According to Dr Ginni Mansberg, GP, author and resident doctor on Channel 7's Sunrise program, it's the free-form play that is part of using play dough that has incredible value for children."While there is no evidence to put play with play dough over other types of activities, child-oriented play where they make the rules allows their imaginations to thrive," she says.
"Using play dough with your child is a great way to sit and interact with them, especially when you let them direct the play," she adds. "We don't want parents getting in there and making the rules and directing the play, and sometimes it's hard to let kids be in charge. For that reason it can be easier if they do this type of play with other kids, but parents can really enjoy it if they let go of control."
Dr Suzy agrees. "Parents play a really important role in play, particularly home play and before a toddler starts school.

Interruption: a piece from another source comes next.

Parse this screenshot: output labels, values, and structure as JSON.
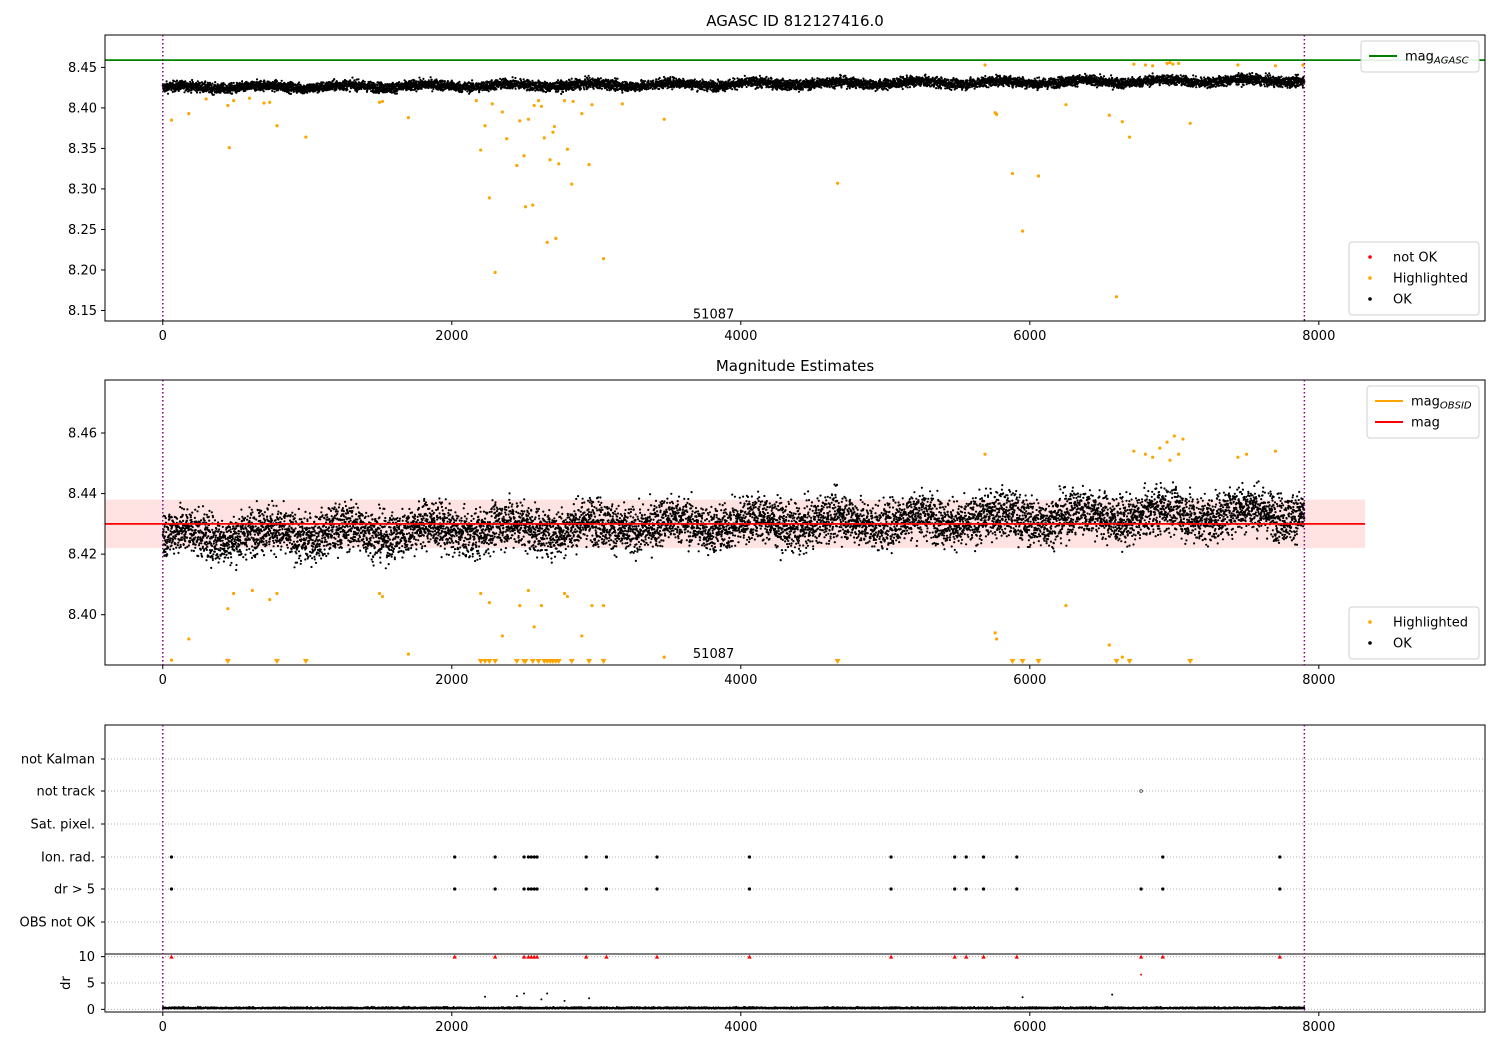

Not only is your child learning crucial skills for life and schooling, the engagement that occurs between parents and children is crucial to building a longstanding relationship. ?Parent-child play also helps your child learn crucial social skills and confidence to deal with challenges that will undoubtedly occur once they make their way into the world," she says.
Play dough and cognitive skills
In order to be able to learn and develop our children need to develop executive function and self-regulation skills. The three areas that contribute to executive function are working memory, inhibitory control and cognitive flexibility. The first allows us to hold information in our minds. The second is the skill we need to prevent ourselves from acting on every impulse we have, giving us the ability to resist temptation and pause before acting. Cognitive flexibility is the ability to adjust plans as a situation unfolds.
While there are many games and activities that help our little ones develop these skills, clay play can be part of the mix. Allowing children to set a goal (for example, making a flower from play dough), working out what they'll need to do it (different coloured dough), and adjusting their plan as the process unfolds (adding extra petals) all contribute to aspects of executive function.
"Using play dough, clay and shaping materials really support a toddler's capacity to be creative – not necessarily artistic! Creativity is a very important life skill that helps children develop strategies to successfully overcome novel problems and find solutions," Dr Suzy says. "Clay and play dough use also stimulate a child's curiosity," she adds. "This is another important life skill and character strength."
Playing with play dough also helps brain development. "New neurons and synapses in the brain are generated when a child is engaged in the tactile and visual experience provided by clay," Dr Suzy adds.
The link to immunity
Of course you don't actually need play dough to enjoy the fun of shaping clay. Mixing water with soil in the backyard and making mud pies together has a number of surprising benefitS, with research showing that playing in the dirt can help build stronger immune systems, thanks to friendly bacteria found there.
In particular, a bacteria called Mycobacterium vaccae has been shown to activate neurons and stimulate the immune system.
Everything in moderation
Despite it's many benefits there are some down sides to clay play, as Dr Ginni explains.
"Someone has to clean it up!" she says. "That's generally mum and it's not fun if it gets in the carpet or the dog. Also, if you're making your own you have to be aware that it might not be colourfast, which can lead to an even bigger mess."
"It's also quite a sedentary activity," she adds. "For that reason, keep it to a short session or a rainy-day activity rather than something you're doing all day, every day."